Mia nuora torna e si mette a cucinare. Io apparecchio la tavola.

– Aspettiamo Gianni – dico.

– Che vada al diavolo – fa lei. Non c’è altro da dire. Mangiamo. Lei non solleva mai lo sguardo. Appena Gianni troverà un nuovo lavoro tutto si aggiusterà, ne sono certo. Ma lei, mia nuora, non la pensa così. Mi chiedo come si fa ad andare avanti in questo modo, senza alcuna speranza, buttando via ogni giorno della propria vita in stupide liti, musi lunghi e silenzi.

Mio figlio ha fatto il camionista, un lavoro duro e massacrante. L’ha fatto per tre anni. Una notte, mentre era fermo su una piazzola, un paio di delinquenti si sono avvicinati, hanno rotto il vetro e gli hanno puntato una pistola in faccia. Che poteva fare? Farsi uccidere? L’hanno lasciato a piedi sull’autostrada, in piena notte, e si sono portati via il camion con il carico di elettrodomestici. Quel bastardo del datore di lavoro lo ha licenziato in tronco. Roba da farti uscire di senno. Roba da pazzi.

Me ne vado nel mio stanzino buio. Mi butto sul letto e cerco di prendere sonno. Il gobbetto sta qui, sotto il cuscino. È una figura, non un gobbetto di legno o di plastica. Uno così lo uso come portachiavi.

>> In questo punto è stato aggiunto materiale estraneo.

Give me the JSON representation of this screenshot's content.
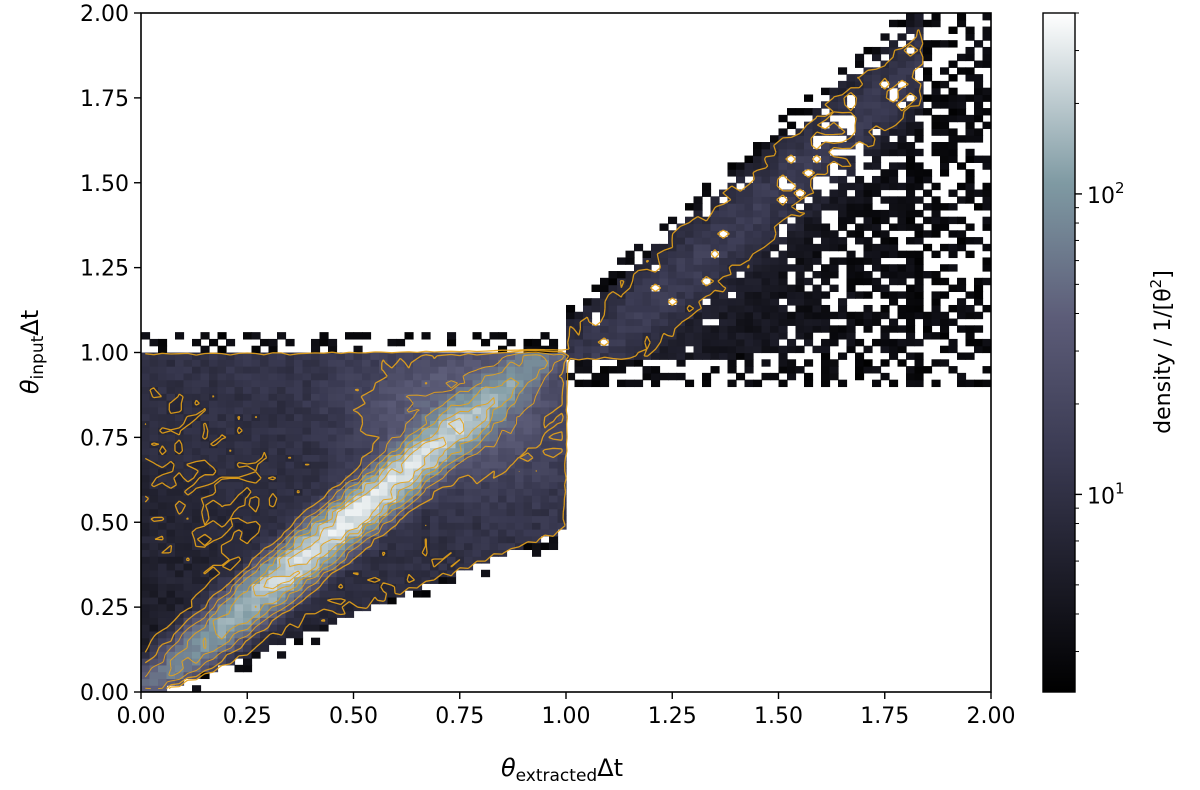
{
  "chart_data": {
    "type": "heatmap",
    "title": "",
    "xlabel": {
      "symbol": "θ",
      "subscript": "extracted",
      "suffix": "Δt"
    },
    "ylabel": {
      "symbol": "θ",
      "subscript": "input",
      "suffix": "Δt"
    },
    "xlim": [
      0.0,
      2.0
    ],
    "ylim": [
      0.0,
      2.0
    ],
    "xticks": [
      "0.00",
      "0.25",
      "0.50",
      "0.75",
      "1.00",
      "1.25",
      "1.50",
      "1.75",
      "2.00"
    ],
    "yticks": [
      "0.00",
      "0.25",
      "0.50",
      "0.75",
      "1.00",
      "1.25",
      "1.50",
      "1.75",
      "2.00"
    ],
    "grid": false,
    "colormap": "bone",
    "contour_color": "#e8a317",
    "colorbar": {
      "label_prefix": "density / 1/[θ",
      "label_sup": "2",
      "label_suffix": "]",
      "scale": "log",
      "range": [
        2.2,
        400
      ],
      "major_ticks": [
        {
          "value": 10,
          "base": "10",
          "exp": "1"
        },
        {
          "value": 100,
          "base": "10",
          "exp": "2"
        }
      ],
      "minor_ticks": [
        3,
        4,
        5,
        6,
        7,
        8,
        9,
        20,
        30,
        40,
        50,
        60,
        70,
        80,
        90,
        200,
        300,
        400
      ]
    },
    "regions": [
      {
        "name": "lower block",
        "x_range": [
          0.0,
          1.0
        ],
        "y_range": [
          0.0,
          1.05
        ],
        "dense_ridge": "y ≈ x",
        "peak_density": "≈300 near (0.50, 0.50)"
      },
      {
        "name": "upper block",
        "x_range": [
          1.0,
          2.0
        ],
        "y_range": [
          0.95,
          2.0
        ],
        "dense_ridge": "along upper-left edge toward (1.9, 2.0)",
        "peak_density": "≈10–15"
      }
    ]
  }
}
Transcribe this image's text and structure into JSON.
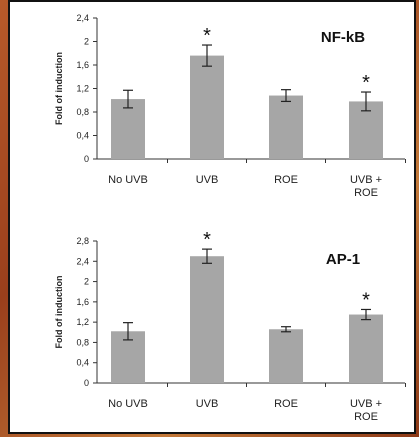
{
  "chart_data": [
    {
      "type": "bar",
      "title": "NF-kB",
      "ylabel": "Fold of induction",
      "xlabel": "",
      "categories": [
        "No UVB",
        "UVB",
        "ROE",
        "UVB + ROE"
      ],
      "values": [
        1.02,
        1.76,
        1.08,
        0.98
      ],
      "errors": [
        0.15,
        0.18,
        0.1,
        0.16
      ],
      "significant": [
        "",
        "*",
        "",
        "*"
      ],
      "ylim": [
        0,
        2.4
      ],
      "yticks": [
        "0",
        "0,4",
        "0,8",
        "1,2",
        "1,6",
        "2",
        "2,4"
      ],
      "bar_color": "#a6a6a6",
      "grid": false
    },
    {
      "type": "bar",
      "title": "AP-1",
      "ylabel": "Fold of induction",
      "xlabel": "",
      "categories": [
        "No UVB",
        "UVB",
        "ROE",
        "UVB + ROE"
      ],
      "values": [
        1.02,
        2.5,
        1.06,
        1.35
      ],
      "errors": [
        0.17,
        0.14,
        0.05,
        0.1
      ],
      "significant": [
        "",
        "*",
        "",
        "*"
      ],
      "ylim": [
        0,
        2.8
      ],
      "yticks": [
        "0",
        "0,4",
        "0,8",
        "1,2",
        "1,6",
        "2",
        "2,4",
        "2,8"
      ],
      "bar_color": "#a6a6a6",
      "grid": false
    }
  ]
}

Non manca qualche bel corno sparso qua e là, nei punti strategici. Anche mia moglie ne portava uno nella borsa, ma non le è servito a niente. 

È arrivato Gianni. Non perdono tempo. Incominciano subito a litigare. Poi mia nuora scappa nella stanza da letto. Lui la raggiunge e succede il finimondo. Mi tappo le orecchie. Non voglio sentire. Poi mi alzo. Non posso restarmene così. Gianni sta uscendo dalla stanza. Gli sono davanti, ma non mi degna di uno sguardo. Se ne va via, sbattendo la porta. Mia nuora piange. Se ne sta sul letto, a pancia in giù. – Calmati – le dico. Le sfioro la schiena. La stanza è tutta sottosopra. I pupazzi per terra. Cerco di mettere ordine. C’è anche il carillon per terra. Lo raccolgo. Funziona. Dico a mia nuora: – Guarda, funziona –, lei lo prende e se lo tiene stretto al petto. Vorrei abbracciarla, vorrei dirle qualcosa di importante, sull’amore, per esempio, o sulla brevità della vita e sul valore del tempo, ma non sono molto bravo con le parole. Mi limito a dirle:

–Buonanotte.

–Buonanotte – si limita a dirmi lei.